The Cameryn Quest Story: A Little Hero
Cameryn in the NICU
In a new parent’s life, one of the most anticipated parts of birth is the first time holding baby.
For some families that moment is delayed due to complications during labor as it was for Brandyn and Karisa Quast.
During delivery their son Cameryn aspirated meconium, an infant’s first stool, which blocked his airway causing oxygen deprivation and a collapsed lung.
“That was the worst feeling in the world looking at my son lying there on a cooling mat, and I could see how scared he was when he would open his eyes and stare at me.”
Shortly after his birth, Cameryn was whisked away to the Neonatal Intensive Care Unit at the Brookings Health System and was later airlifted to Avera McKennan Hospital & University Health System in Sioux Falls. It wasn’t until four days later that Karisa and Brandyn were able to hold him.
“That was the worst feeling in the world looking at my son lying there on a cooling mat, and I could see how scared he was when he would open his eyes and stare at me,” Karisa wrote on Cameryn’s CaringBridge site. “It killed me, but as soon as we were able to hold him and the tube was out, I saw the terror in his eyes disappear day by day. It could have been my imagination but I just felt it.”
The Quasts call Cameryn, born 10 lbs., 4 oz., on Aug. 10, 2011, their little hero. He spent about two weeks in the NICU at Avera McKennan, during which he surpassed goal after goal set by doctors.

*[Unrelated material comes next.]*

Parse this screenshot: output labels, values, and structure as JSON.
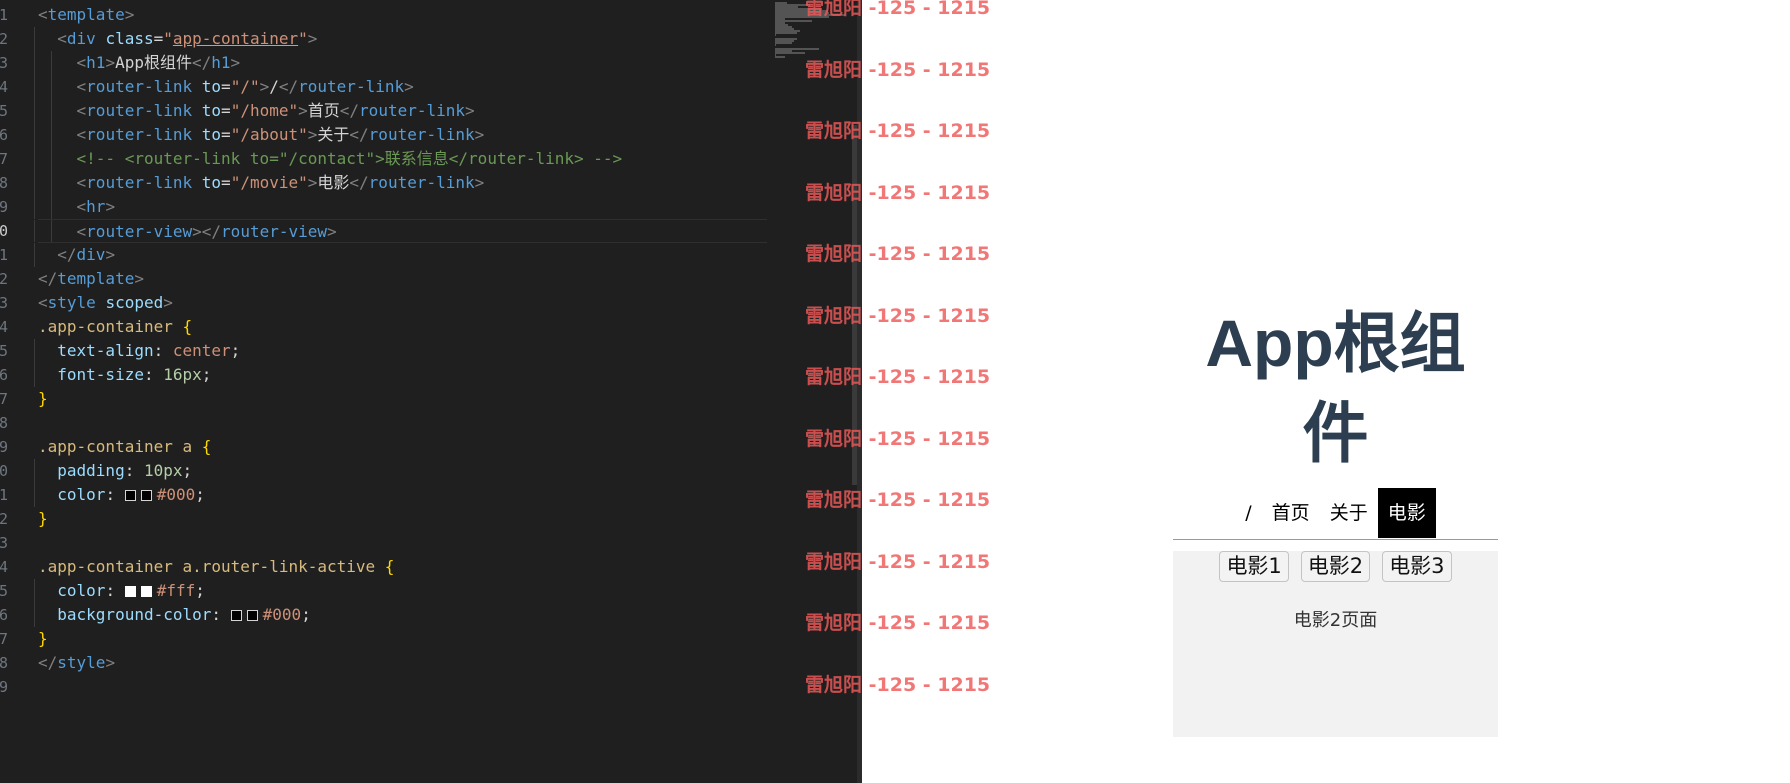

To help in his recovery, he was placed on a cooling blanket, the first patient at Avera to receive this service. This is a common procedure for babies who have oxygen deprivation because it slows metabolism, which has been found to help protect the brain.
Knowing that Cameryn had been deprived of oxygen, doctors were unsure if he would have long-term damage, but an MRI indicated things were fine. Today he is a thriving 3-year-old boy with a love of cars, coloring and reading books. One of his favorite things is to go to grandpa’s shop to work on demolition derby cars.
“Once he started to recover, it just seems like he conquered everything all at once,” she said. Today, Cameryn still has some breathing issues. When he runs and gets excited he sometimes starts to wheeze.
Karisa said the team in the NICU took the time to get to know the family and put them at ease.
“They made it so easy for us,” she said. “They made sure that not only he was OK but that we were OK. I wouldn’t have taken him anywhere else.”